Japan's Inflation Rises to 2.9% in September, First Increase Since May

Japan's Inflation Rises to 2.9% in September, First Increase Since May

2025-10-24 economy

Tokyo, Friday, 24 October 2025.
Japan’s inflation climbed to 2.9% in September, led by energy costs. This may prompt the Bank of Japan to reconsider monetary policy, affecting the Nikkei 225 and investor sentiment.

Core Inflation and Economic Impacts

Japan’s core inflation rate, excluding fresh food but inclusive of energy costs, rose to 2.9% in September 2025, up from 2.7% in August [1]. This increase aligns with the Bank of Japan’s data showing consumer prices also climbing to 2.9%, exceeding the central bank’s target of 2% [2]. These figures suggest an upward trend in inflation, attributed largely to rising energy costs driven by increased electricity and gas prices following the expiration of temporary government subsidies [3].
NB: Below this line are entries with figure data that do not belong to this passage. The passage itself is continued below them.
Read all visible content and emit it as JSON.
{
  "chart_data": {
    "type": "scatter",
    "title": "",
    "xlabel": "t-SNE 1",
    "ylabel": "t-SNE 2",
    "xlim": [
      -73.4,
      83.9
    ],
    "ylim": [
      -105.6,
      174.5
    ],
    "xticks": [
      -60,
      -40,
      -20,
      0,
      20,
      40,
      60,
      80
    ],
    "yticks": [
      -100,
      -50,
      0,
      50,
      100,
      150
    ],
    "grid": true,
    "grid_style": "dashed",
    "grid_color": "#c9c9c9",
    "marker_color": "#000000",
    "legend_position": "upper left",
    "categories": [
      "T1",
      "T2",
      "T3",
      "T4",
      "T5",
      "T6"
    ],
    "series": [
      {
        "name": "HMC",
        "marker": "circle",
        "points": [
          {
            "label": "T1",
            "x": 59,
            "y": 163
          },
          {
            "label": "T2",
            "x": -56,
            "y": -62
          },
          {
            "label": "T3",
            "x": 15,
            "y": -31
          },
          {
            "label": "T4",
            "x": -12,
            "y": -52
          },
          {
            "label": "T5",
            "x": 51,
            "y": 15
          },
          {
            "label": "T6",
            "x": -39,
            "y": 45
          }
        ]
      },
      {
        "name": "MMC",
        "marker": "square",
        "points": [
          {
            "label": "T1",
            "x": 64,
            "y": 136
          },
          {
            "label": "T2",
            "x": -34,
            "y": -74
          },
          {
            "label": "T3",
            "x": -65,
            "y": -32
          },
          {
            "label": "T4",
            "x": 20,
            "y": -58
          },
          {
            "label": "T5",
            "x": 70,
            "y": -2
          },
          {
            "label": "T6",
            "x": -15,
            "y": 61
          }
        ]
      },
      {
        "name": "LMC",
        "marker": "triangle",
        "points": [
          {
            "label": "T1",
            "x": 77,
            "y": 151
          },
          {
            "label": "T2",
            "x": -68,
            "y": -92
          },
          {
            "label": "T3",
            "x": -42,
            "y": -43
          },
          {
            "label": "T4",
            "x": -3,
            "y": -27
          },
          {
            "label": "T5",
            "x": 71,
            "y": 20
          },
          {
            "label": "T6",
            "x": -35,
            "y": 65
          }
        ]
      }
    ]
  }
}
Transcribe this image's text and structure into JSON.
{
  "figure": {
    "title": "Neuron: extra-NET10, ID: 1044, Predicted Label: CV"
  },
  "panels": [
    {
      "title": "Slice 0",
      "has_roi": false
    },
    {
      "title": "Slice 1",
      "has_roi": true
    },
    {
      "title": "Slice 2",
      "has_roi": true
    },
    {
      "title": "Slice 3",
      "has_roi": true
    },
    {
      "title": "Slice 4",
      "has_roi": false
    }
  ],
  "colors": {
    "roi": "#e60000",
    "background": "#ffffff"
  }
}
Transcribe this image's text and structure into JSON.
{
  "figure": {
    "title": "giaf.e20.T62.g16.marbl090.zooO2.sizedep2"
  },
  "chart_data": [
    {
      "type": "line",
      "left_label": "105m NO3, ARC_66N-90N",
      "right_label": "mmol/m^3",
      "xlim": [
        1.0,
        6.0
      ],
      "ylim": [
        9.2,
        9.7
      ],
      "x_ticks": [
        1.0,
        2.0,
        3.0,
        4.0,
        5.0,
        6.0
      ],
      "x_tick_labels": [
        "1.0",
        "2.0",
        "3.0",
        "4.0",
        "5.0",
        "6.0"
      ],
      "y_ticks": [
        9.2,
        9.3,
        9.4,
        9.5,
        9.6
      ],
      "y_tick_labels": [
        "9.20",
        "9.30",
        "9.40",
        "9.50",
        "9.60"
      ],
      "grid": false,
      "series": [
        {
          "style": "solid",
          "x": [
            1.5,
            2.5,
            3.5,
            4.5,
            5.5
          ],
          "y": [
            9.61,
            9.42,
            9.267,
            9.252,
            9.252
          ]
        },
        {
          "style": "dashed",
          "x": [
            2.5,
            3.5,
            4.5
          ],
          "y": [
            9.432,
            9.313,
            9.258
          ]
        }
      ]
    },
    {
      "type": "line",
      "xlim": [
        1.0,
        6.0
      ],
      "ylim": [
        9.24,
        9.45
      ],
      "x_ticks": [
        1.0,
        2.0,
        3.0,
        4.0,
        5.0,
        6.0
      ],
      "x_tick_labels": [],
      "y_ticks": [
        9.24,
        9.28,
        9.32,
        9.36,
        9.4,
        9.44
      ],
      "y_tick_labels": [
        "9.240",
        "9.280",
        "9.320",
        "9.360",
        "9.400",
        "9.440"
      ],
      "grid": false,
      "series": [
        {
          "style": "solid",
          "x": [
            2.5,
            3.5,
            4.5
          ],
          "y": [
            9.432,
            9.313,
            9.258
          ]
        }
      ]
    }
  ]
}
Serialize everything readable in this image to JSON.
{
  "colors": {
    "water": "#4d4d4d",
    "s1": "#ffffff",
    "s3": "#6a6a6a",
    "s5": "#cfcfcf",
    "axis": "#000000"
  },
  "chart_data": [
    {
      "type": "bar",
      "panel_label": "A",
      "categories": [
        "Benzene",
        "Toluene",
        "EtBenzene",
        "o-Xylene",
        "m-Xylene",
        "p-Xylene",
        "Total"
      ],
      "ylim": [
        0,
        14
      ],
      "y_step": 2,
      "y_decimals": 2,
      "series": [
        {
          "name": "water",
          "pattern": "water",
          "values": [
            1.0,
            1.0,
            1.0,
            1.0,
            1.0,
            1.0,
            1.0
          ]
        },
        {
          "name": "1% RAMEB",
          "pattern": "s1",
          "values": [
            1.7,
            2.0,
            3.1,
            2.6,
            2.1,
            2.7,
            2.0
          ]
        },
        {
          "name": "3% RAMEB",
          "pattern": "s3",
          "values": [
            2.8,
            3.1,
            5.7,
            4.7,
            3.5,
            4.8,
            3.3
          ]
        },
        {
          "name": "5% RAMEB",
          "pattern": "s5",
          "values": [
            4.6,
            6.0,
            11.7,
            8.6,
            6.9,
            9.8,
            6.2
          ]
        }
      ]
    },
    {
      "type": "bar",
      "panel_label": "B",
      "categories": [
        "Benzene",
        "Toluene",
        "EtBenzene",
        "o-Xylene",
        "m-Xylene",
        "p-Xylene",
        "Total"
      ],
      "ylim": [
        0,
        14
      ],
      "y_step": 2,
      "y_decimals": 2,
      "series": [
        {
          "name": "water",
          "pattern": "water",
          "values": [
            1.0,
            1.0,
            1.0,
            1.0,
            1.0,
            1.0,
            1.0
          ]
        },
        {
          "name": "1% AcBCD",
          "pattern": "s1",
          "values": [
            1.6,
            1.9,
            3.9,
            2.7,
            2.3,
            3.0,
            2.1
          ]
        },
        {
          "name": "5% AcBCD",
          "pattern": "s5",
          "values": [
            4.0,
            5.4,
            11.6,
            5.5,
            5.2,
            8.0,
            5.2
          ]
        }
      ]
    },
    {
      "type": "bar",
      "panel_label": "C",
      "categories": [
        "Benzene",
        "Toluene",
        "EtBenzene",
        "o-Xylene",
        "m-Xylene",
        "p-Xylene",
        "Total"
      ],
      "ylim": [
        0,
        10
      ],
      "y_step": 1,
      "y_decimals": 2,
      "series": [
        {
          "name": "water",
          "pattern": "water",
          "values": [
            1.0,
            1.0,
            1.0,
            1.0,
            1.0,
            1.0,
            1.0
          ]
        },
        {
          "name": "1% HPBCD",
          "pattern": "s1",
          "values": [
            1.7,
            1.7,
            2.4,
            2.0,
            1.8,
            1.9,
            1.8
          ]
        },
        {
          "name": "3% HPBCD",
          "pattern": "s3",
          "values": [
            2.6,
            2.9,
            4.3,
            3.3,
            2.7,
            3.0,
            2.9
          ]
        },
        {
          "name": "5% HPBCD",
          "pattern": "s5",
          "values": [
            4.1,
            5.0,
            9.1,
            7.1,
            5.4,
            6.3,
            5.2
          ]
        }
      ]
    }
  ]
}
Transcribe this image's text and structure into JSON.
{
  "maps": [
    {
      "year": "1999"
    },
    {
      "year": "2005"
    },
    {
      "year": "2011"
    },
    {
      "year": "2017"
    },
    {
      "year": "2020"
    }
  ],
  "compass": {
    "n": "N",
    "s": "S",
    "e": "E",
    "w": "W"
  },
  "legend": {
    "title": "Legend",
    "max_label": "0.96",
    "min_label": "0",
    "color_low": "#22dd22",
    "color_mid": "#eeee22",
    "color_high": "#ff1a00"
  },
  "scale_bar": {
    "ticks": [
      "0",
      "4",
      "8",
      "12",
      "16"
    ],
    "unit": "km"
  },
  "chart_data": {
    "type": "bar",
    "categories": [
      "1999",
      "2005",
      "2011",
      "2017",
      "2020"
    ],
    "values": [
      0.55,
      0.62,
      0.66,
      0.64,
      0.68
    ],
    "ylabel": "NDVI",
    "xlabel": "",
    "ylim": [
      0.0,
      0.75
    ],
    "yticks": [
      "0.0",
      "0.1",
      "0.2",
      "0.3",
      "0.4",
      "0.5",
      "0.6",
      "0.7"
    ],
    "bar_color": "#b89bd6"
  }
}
Potential Monetary Policy Shifts

The Bank of Japan is closely monitoring inflation trends, with a policy meeting scheduled for October 29-30, 2025. While the inflation rate exceeds the BOJ’s target, the central bank’s cautious stance suggests no immediate rate hikes are expected [4]. However, new Prime Minister Sanae Takaichi’s proposed economic stimulus package, exceeding $90 billion, may put pressure on the bank to adjust its policies to manage economic stability [5].

Market Reactions and Investor Outlook

The announcement of September’s inflation figures led to a weakening of the yen, with the USD/JPY exchange rate rising to 152.65 [6]. This currency movement reflects investor concerns over Japan’s economic outlook and the potential for policy adjustments by the BOJ. The Nikkei 225 Index could react to these developments as investors reassess their strategies in light of changing inflation dynamics and government policies [7].

Broader Economic Context and Future Projections

Japan’s economic landscape is characterized by persistent inflationary pressures, driven in part by global supply chain disruptions and domestic cost increases [8]. Analysts predict that if inflation remains above 2% in the coming months, it could lead to significant political and economic repercussions, including potential rate hikes by the BOJ in early 2026 [9]. As the government prepares to implement its fiscal measures, the focus will remain on balancing inflation control with economic growth [10].